いかにして北朝鮮の核ミサイルに対抗するか | 日本のお姉さん

いかにして北朝鮮の核ミサイルに対抗するか

北朝鮮の核武装を利用しようとする中国(三)
 
             アジア安保フォーラム幹事 宗像隆幸


      いかにして北朝鮮の核ミサイルに対抗するか

 すでに日本でも北朝鮮の核武装への対抗策がいくつか提案されているが、いずれにも共通するのは、日米同盟をいっそう強化することである。これは、今に始まったことではない。
 1996年3月の台湾で最初の民主的な総統直接選挙の直前、中国は台湾の南と北の近海にミサイルを発射して、中国が独立派と非難する李登輝総統の得票を減らそうとした。米国がインディペンデンスとニミッツの2空母艦隊を台湾近海に急派したこともあり、李登輝総統が過半数を制して当選し、やはり独立派の彭明敏博士が2位となり、「統一派」の候補者は3位に終わったので、この威嚇は逆効果であったが、日米両国はただちに日米同盟を強化するための協議を行なった。その結果、クリントン米大統領が訪日して、4月17日に橋本首相との間で、日米同盟を強化して防衛協力を推進するための日米安保共同宣言が発表された。その後も中国は自国の防衛には不必要な軍事力の大増強を続けているので、日米両国は協議を重ねて日米の防衛協力の強化を推進している。2005年2月19日、日米安全保障協議委員会(2プラス2)は、日米同盟をさらに強化するための共同戦略目標を定め、初めて「台湾海峡問題の平和的解決」を追求することを共同声明に盛り込んだ。

 ヨーロッパ諸国は、中国の脅威が世界規模のものになりつつあることへの認識が浅く、2005年に中国に対する武器輸出禁止措置を解除しようとした時、日本と米国の説得でやっと、禁輸措置の解除を取り止めた。このような状況を配慮して、日本が北大西洋条約機構(NATO)との協力関係を構築することも提案されている。

 しかし、現在の日本の自衛隊は、北朝鮮のミサイルへの対抗手段を持っていない。
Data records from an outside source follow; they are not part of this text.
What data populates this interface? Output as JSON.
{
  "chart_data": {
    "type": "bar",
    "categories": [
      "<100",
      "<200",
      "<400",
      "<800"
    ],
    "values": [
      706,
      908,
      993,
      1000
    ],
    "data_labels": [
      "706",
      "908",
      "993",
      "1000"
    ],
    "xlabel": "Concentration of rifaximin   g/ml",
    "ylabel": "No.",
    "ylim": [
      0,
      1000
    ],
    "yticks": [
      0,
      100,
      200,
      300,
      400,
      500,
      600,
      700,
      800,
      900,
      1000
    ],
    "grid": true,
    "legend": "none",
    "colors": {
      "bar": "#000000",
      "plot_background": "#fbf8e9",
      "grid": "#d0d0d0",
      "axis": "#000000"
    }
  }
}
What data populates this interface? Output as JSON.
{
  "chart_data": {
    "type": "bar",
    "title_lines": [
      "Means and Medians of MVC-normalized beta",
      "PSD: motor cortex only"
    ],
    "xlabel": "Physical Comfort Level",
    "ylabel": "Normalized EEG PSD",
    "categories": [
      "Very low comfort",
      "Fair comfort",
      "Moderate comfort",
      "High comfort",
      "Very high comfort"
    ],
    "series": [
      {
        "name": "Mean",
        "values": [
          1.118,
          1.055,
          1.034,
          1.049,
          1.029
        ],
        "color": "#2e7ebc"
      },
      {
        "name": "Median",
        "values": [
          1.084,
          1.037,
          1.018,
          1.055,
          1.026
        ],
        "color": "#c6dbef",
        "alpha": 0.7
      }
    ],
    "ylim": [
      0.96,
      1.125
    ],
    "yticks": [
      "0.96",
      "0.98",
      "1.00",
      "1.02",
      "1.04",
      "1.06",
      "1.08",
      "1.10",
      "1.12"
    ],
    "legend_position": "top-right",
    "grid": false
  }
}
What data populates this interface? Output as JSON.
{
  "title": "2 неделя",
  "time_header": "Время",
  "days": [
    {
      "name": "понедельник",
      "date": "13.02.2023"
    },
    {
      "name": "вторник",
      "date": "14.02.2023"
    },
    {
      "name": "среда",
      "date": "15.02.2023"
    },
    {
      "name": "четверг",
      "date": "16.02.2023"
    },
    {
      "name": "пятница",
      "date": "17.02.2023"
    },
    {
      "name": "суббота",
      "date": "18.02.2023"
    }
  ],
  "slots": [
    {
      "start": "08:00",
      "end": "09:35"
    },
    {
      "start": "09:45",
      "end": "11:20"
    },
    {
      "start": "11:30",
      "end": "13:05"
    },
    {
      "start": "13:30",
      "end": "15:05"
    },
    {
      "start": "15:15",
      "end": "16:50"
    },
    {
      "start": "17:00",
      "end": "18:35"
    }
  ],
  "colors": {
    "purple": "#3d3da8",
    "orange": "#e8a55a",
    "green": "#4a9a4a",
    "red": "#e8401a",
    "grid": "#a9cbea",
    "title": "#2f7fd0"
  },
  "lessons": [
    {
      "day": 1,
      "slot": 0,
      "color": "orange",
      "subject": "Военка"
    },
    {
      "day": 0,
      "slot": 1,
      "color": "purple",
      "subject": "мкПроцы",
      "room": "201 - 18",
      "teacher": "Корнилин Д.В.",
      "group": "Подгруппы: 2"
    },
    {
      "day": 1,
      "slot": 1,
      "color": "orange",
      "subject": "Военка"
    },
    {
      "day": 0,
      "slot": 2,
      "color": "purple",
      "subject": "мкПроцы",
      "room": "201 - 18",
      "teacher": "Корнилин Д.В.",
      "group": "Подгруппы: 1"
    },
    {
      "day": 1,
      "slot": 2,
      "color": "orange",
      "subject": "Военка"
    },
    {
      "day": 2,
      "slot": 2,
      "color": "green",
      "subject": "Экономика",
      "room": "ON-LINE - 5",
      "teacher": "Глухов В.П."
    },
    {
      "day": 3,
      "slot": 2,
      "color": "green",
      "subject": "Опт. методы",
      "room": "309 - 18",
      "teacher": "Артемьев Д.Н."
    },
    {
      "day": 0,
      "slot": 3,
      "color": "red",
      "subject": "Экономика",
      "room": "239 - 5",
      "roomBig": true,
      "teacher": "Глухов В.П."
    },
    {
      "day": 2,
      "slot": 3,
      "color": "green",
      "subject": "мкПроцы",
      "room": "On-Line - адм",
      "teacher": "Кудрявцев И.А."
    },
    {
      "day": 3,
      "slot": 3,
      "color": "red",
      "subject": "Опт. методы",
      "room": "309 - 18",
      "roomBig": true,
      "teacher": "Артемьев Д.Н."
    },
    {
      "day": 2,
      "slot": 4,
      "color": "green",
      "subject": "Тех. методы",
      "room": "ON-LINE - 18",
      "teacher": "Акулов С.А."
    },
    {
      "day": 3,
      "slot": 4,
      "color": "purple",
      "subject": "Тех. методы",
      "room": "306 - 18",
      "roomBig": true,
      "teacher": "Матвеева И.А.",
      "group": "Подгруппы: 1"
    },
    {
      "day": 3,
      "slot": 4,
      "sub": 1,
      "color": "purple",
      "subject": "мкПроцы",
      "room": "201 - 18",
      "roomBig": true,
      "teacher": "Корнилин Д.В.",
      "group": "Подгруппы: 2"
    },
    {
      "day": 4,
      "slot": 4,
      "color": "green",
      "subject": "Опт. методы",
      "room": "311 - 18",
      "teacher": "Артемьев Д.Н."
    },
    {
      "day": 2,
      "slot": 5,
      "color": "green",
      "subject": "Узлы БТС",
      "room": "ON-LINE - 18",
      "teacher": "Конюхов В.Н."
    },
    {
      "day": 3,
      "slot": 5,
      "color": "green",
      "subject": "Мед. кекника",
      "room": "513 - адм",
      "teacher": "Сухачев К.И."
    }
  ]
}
日本が保有する4隻のイージス艦に弾道ミサイル迎撃ミサイルSM3が2007年から搭載されることになっている。また陸上自衛隊には、地上発射のぺトリオットPAC3が配備される。SM3は大気圏外を飛行中のミサイルを迎撃し、PAC3はSM3が撃ちもらしたミサイルを大気圏内で迎撃する。しかし、迎撃ミサイルの信頼性はまだ不十分だから、発射準備段階の敵ミサイルを、地上で破壊する能力を自衛隊に持たせるべきだという意見もある。

 もう一つは、日本も抑止力として核ミサイルを装備するべきだという意見である。しかし、日本国民の間では核アレルギーが強いので、日本独自の核武装について国民のコンセンサスを得るのは困難である。仮に核ミサイルを開発するとしても、潜水艦などに搭載する核ミサイルの開発には十数年間かかるそうだから、現実的ではない。そこで在日米軍に核兵器を装備させる案と米軍との核兵器共有(Nuclear Sharing)案が浮上している。核兵器共有は、ドイツ、イタリア、オランダ、ベルギー、トルコの5カ国が米国と条約を結んでおり、戦争が起きたら、ただちに米国が同盟国に核兵器を譲渡するシステムである。

 北朝鮮の核ミサイルへの対抗策として、日本では以上のような提案が行なわれているが、まだ議論は始まったばかりであり、結論が出るのはもっと先のことになろう。台湾でも北朝鮮の核ミサイルへの対抗策が、真剣に論じられるべきではなかろうか。